Doesn’t matter. I am still amazed. The strict evolutionist will tell us that these reflexes were “selected” over a long period of time through trial and error. Those that had these lifesaving reflexes and used them lived…the others did not. Other reflexes that may have come about that were not of a life-saving or preserving function may well have been lost to no great detriment.
I don’t buy that. It just isn’t reasonable to think that over the millennia, a few individuals gradually developed these reflexes and populated the species as we have it today. Just who were the parents of these individuals? Those who did not have these reflexes? How did they manage to live to reproduce? And if they did live to reproduce, why did they need to develop the reflexes?
I don’t know all the answers, but I do know that there’s something wrong with that picture. Of course, people will say it isn’t that simple, but in essence, it is.
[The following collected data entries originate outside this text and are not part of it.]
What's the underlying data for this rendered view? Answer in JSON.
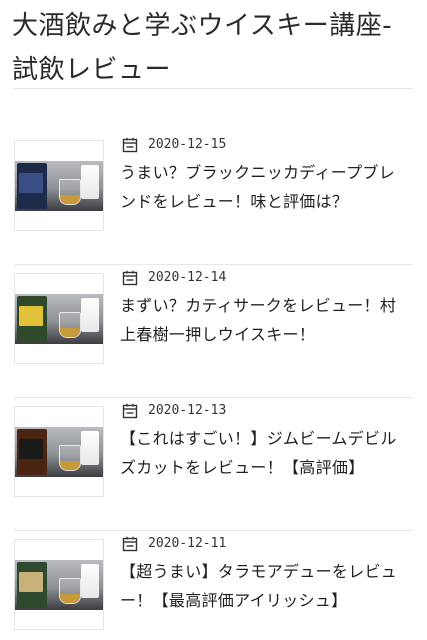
{
  "page": {
    "title": "大酒飲みと学ぶウイスキー講座-試飲レビュー"
  },
  "posts": [
    {
      "date": "2020-12-15",
      "title": "うまい？ブラックニッカディープブレンドをレビュー！味と評価は？",
      "thumb": {
        "bottle_color": "#1d2a4a",
        "label_color": "#3a4f86"
      }
    },
    {
      "date": "2020-12-14",
      "title": "まずい？カティサークをレビュー！村上春樹一押しウイスキー！",
      "thumb": {
        "bottle_color": "#2f4a2a",
        "label_color": "#e2c23a"
      }
    },
    {
      "date": "2020-12-13",
      "title": "【これはすごい！】ジムビームデビルズカットをレビュー！【高評価】",
      "thumb": {
        "bottle_color": "#4a2612",
        "label_color": "#1b1b1b"
      }
    },
    {
      "date": "2020-12-11",
      "title": "【超うまい】タラモアデューをレビュー！【最高評価アイリッシュ】",
      "thumb": {
        "bottle_color": "#2e4a2f",
        "label_color": "#c9b27a"
      }
    }
  ],
  "icons": {
    "date": "calendar-icon"
  },
  "colors": {
    "text": "#222222",
    "divider": "#e8e8e8",
    "background": "#ffffff"
  }
}
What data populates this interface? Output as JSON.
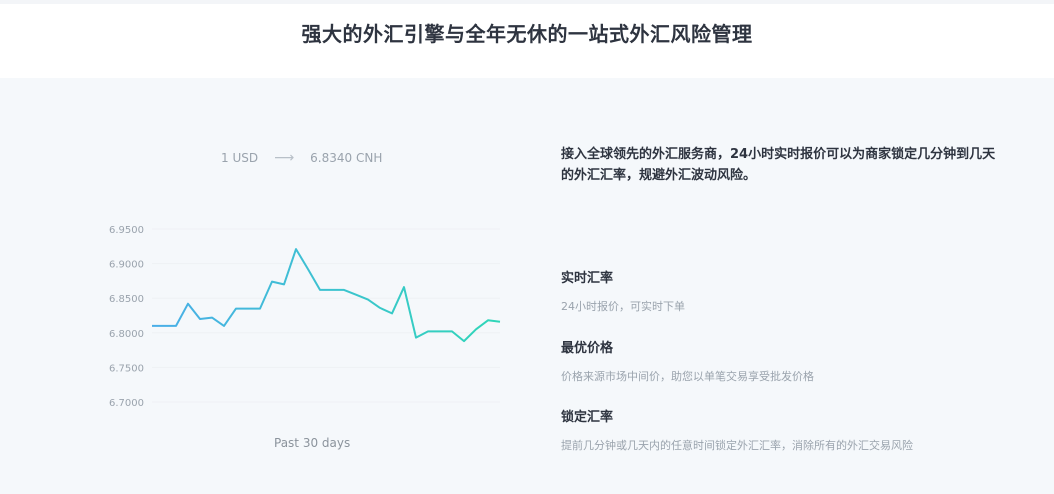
{
  "headline": "强大的外汇引擎与全年无休的一站式外汇风险管理",
  "rate": {
    "from": "1 USD",
    "arrow": "⟶",
    "to": "6.8340 CNH"
  },
  "chart_caption": "Past 30 days",
  "intro": "接入全球领先的外汇服务商，24小时实时报价可以为商家锁定几分钟到几天的外汇汇率，规避外汇波动风险。",
  "features": [
    {
      "title": "实时汇率",
      "desc": "24小时报价，可实时下单"
    },
    {
      "title": "最优价格",
      "desc": "价格来源市场中间价，助您以单笔交易享受批发价格"
    },
    {
      "title": "锁定汇率",
      "desc": "提前几分钟或几天内的任意时间锁定外汇汇率，消除所有的外汇交易风险"
    }
  ],
  "colors": {
    "line_start": "#4aaee8",
    "line_end": "#2fd6b8",
    "grid": "#eef1f4"
  },
  "chart_data": {
    "type": "line",
    "title": "",
    "xlabel": "Past 30 days",
    "ylabel": "",
    "ylim": [
      6.68,
      6.96
    ],
    "y_ticks": [
      "6.9500",
      "6.9000",
      "6.8500",
      "6.8000",
      "6.7500",
      "6.7000"
    ],
    "x": [
      1,
      2,
      3,
      4,
      5,
      6,
      7,
      8,
      9,
      10,
      11,
      12,
      13,
      14,
      15,
      16,
      17,
      18,
      19,
      20,
      21,
      22,
      23,
      24,
      25,
      26,
      27,
      28,
      29,
      30
    ],
    "values": [
      6.81,
      6.81,
      6.81,
      6.842,
      6.82,
      6.822,
      6.81,
      6.835,
      6.835,
      6.835,
      6.874,
      6.87,
      6.921,
      6.892,
      6.862,
      6.862,
      6.862,
      6.855,
      6.848,
      6.836,
      6.828,
      6.866,
      6.793,
      6.802,
      6.802,
      6.802,
      6.788,
      6.805,
      6.818,
      6.816
    ]
  }
}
And it’s either that explanation, I guess, or the explanation that there was an Intelligence that designed and planned all of this, then put it into practice.
What do you think?

2 comments:

Karen C said...

I confess I don't know the answers either, but I was similarly impressed when we introduced our ducklings to the pool of water for the first time. No mama duck around to serve as role model or anything, so as per our duck book we were ready to rescue them from drowing.

The first little duckling hopped over the edge, and promptly dove underwater and zoomed around like a little fish, popped up and shook itself, repeated the process, and presently the little pool was full of eight of them doing the same thing. No little ducky sneezes or coughs, not one of them had the least bit of confusion about "breathing air good, breathing water bad," and they swam like, well, ducks from the moment they set paddlefoot to water.

Totally leaving aside how the *species* was created, the individual bird is a wonder. It's just plain amazing that the blueprints for all that knowledge can be packed into an egg, along with the plans for that autonomic nervous system and an astonishingly complicated feather arrangement and everything else. The mind boggles.

bluggier said...

I used to raise chicks (in another life) the old fashioned way...setting hen, rooster, etc. I was always amazed that in 21 days, from a single cell (which is what a chicken egg is), this bundle of living, breathing bird comes out, already knowing how to scratch the ground for food, drink, flock under the mom hen, and all the other things it knows how to do. 21 Days!